We went to the launch of #TRAINBRAVE, a campaign aimed at raising awareness of eating disorders and RED-s in sport. They want to give athletes a place to share their own stories and to offer support and resources to them.
#TRAINBRAVE is the brainchild of Renee McGregor, performance and eating disorder dietitian, and Tom Fairbrother, 2.34 marathon runner and former eating disorder sufferer. They feel passionately that more support is needed for athletes and more education is needed for coaches. Too many athletes at all levels of sport are affected by eating disorders and don’t know where to get help. This was evidenced by the fact that 150 people turned up to this launch.

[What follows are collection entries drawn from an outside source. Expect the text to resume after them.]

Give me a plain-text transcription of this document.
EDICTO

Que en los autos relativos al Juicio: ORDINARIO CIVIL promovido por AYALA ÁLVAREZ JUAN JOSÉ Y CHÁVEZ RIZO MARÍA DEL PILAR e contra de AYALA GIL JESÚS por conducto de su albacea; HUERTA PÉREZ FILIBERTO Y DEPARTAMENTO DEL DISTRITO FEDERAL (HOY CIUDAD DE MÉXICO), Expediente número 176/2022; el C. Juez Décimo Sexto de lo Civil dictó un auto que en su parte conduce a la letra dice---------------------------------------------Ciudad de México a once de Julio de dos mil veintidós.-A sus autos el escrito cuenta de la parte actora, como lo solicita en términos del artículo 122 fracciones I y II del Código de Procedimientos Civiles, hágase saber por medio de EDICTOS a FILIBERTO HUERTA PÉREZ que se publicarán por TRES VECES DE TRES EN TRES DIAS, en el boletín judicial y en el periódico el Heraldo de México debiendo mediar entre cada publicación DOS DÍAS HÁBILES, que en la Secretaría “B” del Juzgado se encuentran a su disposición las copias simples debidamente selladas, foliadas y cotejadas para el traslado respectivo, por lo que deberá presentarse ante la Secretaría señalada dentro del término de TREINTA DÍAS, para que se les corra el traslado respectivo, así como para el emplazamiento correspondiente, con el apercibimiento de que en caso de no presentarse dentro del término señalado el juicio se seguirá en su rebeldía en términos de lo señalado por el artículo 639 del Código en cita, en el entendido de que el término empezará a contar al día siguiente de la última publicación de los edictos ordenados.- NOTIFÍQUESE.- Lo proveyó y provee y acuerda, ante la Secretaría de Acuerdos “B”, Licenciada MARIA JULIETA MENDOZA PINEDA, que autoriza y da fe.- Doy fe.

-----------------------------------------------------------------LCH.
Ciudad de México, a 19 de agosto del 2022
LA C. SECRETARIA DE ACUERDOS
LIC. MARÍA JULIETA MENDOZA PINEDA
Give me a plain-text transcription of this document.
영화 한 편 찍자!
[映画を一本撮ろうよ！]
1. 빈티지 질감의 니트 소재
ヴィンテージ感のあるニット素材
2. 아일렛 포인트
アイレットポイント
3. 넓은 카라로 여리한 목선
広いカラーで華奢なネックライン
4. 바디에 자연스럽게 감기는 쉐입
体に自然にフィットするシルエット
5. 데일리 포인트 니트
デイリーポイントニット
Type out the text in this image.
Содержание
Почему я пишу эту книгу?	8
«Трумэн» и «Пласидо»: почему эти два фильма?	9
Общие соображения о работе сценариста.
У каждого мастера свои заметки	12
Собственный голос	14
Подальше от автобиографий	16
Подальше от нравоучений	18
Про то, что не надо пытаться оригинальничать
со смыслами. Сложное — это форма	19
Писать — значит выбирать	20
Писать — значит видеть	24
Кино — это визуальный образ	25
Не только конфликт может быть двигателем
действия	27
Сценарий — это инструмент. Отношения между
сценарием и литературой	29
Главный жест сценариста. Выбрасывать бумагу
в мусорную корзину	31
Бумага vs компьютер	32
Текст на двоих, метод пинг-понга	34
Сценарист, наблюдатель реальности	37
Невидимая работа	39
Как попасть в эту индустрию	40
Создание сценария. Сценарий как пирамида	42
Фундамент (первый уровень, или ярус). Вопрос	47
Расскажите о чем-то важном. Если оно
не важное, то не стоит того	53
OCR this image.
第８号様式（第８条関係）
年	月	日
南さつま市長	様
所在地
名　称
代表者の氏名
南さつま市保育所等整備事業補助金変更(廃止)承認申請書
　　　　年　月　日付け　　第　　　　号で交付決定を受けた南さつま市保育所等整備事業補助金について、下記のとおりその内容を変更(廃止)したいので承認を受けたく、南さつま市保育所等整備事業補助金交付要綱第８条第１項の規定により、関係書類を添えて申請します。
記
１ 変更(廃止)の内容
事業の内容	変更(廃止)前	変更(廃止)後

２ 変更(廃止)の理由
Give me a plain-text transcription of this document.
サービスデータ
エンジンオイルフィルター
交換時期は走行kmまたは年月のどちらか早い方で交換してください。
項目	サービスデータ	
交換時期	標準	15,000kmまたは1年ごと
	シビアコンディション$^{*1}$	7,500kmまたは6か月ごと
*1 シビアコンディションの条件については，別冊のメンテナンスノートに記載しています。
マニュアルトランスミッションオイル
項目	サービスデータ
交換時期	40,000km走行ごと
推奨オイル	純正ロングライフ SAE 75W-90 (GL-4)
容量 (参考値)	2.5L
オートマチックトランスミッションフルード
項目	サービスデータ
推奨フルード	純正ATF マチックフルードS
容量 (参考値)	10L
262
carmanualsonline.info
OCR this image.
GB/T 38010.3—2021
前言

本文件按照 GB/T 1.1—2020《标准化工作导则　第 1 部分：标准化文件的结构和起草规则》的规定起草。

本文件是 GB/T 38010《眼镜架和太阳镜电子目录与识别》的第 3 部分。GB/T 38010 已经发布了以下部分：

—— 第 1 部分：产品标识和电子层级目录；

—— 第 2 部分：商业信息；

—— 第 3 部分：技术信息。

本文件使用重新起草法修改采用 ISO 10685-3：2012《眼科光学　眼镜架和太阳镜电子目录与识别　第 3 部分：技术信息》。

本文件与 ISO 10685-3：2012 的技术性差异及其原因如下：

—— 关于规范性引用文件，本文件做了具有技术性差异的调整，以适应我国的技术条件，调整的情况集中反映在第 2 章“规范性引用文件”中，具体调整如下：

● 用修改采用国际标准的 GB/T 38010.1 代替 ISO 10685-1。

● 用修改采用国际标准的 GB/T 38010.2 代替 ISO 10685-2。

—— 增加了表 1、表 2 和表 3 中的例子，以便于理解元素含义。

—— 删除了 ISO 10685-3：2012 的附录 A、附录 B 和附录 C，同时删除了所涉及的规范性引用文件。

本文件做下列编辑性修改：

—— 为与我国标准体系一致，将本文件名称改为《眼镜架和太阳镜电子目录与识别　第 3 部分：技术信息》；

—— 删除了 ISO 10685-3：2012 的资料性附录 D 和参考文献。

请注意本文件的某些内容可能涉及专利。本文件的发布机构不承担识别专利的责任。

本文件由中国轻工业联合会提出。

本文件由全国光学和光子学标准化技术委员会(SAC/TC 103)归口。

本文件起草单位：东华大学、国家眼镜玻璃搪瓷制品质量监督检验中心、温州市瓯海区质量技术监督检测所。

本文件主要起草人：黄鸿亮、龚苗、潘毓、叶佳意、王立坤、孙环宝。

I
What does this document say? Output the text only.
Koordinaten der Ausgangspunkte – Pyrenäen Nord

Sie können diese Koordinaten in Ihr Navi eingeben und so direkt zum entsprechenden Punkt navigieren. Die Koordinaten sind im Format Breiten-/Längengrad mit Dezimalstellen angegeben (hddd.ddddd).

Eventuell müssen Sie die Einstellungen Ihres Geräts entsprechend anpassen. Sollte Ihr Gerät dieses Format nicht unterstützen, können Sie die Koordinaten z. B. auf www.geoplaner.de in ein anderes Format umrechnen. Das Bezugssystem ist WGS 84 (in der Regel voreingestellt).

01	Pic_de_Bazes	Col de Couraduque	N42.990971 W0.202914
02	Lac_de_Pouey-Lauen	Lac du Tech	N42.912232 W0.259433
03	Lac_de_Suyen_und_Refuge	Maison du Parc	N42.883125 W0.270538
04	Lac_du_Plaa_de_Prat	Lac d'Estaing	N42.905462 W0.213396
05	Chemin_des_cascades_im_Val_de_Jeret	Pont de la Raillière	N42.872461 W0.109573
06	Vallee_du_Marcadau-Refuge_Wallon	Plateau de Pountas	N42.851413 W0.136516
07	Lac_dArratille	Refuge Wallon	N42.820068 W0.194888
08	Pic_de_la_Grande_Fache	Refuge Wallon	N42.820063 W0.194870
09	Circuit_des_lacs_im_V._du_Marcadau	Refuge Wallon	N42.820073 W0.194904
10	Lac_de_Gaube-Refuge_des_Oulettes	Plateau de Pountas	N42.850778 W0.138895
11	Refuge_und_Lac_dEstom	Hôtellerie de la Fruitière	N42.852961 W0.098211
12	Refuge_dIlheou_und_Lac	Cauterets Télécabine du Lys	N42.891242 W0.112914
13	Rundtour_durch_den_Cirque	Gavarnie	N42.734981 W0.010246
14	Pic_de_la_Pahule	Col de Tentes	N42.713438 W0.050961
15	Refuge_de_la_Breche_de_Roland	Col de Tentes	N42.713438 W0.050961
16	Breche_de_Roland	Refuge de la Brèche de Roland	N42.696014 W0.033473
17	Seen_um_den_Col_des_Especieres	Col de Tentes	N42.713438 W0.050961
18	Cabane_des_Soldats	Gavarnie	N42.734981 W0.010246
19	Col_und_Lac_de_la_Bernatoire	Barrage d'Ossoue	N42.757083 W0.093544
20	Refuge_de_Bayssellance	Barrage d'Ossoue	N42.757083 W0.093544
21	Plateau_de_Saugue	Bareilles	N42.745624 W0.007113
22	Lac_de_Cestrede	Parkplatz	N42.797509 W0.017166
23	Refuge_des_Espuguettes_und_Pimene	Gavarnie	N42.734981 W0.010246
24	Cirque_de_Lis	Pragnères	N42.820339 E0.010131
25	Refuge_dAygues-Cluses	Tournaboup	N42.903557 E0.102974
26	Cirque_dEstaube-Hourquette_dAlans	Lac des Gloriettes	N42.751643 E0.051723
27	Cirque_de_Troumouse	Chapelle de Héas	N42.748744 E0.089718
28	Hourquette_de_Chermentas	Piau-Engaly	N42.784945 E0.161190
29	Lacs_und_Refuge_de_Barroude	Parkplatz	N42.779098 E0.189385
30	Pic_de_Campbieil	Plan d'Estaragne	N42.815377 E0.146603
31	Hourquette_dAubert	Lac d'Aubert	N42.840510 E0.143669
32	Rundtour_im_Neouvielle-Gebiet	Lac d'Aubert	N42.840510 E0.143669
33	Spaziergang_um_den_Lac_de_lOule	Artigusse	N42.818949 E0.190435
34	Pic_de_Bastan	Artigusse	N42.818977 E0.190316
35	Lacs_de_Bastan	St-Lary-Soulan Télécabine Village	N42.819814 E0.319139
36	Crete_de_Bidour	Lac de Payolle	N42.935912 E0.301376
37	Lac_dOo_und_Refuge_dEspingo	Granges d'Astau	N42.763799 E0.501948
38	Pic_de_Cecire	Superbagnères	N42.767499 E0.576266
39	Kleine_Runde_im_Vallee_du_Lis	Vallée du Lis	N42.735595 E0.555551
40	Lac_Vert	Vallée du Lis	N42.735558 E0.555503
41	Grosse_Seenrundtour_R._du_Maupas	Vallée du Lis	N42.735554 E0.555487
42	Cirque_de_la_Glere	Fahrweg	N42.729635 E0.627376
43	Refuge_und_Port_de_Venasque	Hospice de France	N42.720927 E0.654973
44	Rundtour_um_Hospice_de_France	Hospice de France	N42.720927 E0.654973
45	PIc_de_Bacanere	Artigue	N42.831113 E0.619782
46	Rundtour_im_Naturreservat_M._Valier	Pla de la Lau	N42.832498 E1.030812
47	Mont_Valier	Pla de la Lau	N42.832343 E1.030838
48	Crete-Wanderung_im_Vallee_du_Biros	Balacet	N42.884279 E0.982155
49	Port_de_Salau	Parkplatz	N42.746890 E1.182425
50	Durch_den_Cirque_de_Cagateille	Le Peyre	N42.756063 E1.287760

At the launch event we heard the stories of three athletes: Tom, Rowan Preece and Anna Boniface. Their stories were incredibly poignant and struck a chord with many in the room. What started as ‘losing a bit of weight to make me faster’ or ‘cutting out certain foods to be healthier and better at running’ escalated to eating disorders with serious health implications for all of them. The ramifications they suffered included bulimia and subsequent tooth erosion, depression and stress fractures. Their illnesses severely affected their running and their lives. You can read their stories here:
As well as the athletes, we heard from Renee about her experiences working with athletes. She discussed why we might develop issues with eating and what the signs are. She also talked about how she works with her clients to help them towards recovery. Again, this is at all levels of the sport and people of all ages – Renee has worked with Olympic and Paralympic athletes but is just as likely to work with amateur runners and juniors. We heard that some of this work involved some pretty tough love.
We also heard from Nicky Keay, doctor and expert in sports endocrinology. Essentially, endocrinology is looking at the endocrine system and hormones. Why is this important as an athlete? If your nutritional intake is too low for the energy demands you’re making on your body through training (and just normal life) then your body can go into ‘energy saving mode’ and your hormone pathways will be dampened. This can affect reproductive processes in men and women and bone (eg stress fractures) and soft tissue injuries can occur. And, to put it in terms that will strike alarm bells for all runners – your running will be seriously affected. Read more about RED-S (relative energy deficiency in sport) HERE.
One of the big messages from all of the athletes and professionals we heard from was that while losing some weight might initially seem to benefit your running, it’s a very short term result. Once you begin to be energy deficient the consequences can become very serious indeed, ranging from fatigue and stress fractures to osteoporosis and even death. So it’s so important to get help if you think you or somebody you know might have issues with food or are doing too much running and not eating enough to fuel it. Help is at hand and #TRAINBRAVE will be providing resources, further workshops and information on where to get one-on-one help.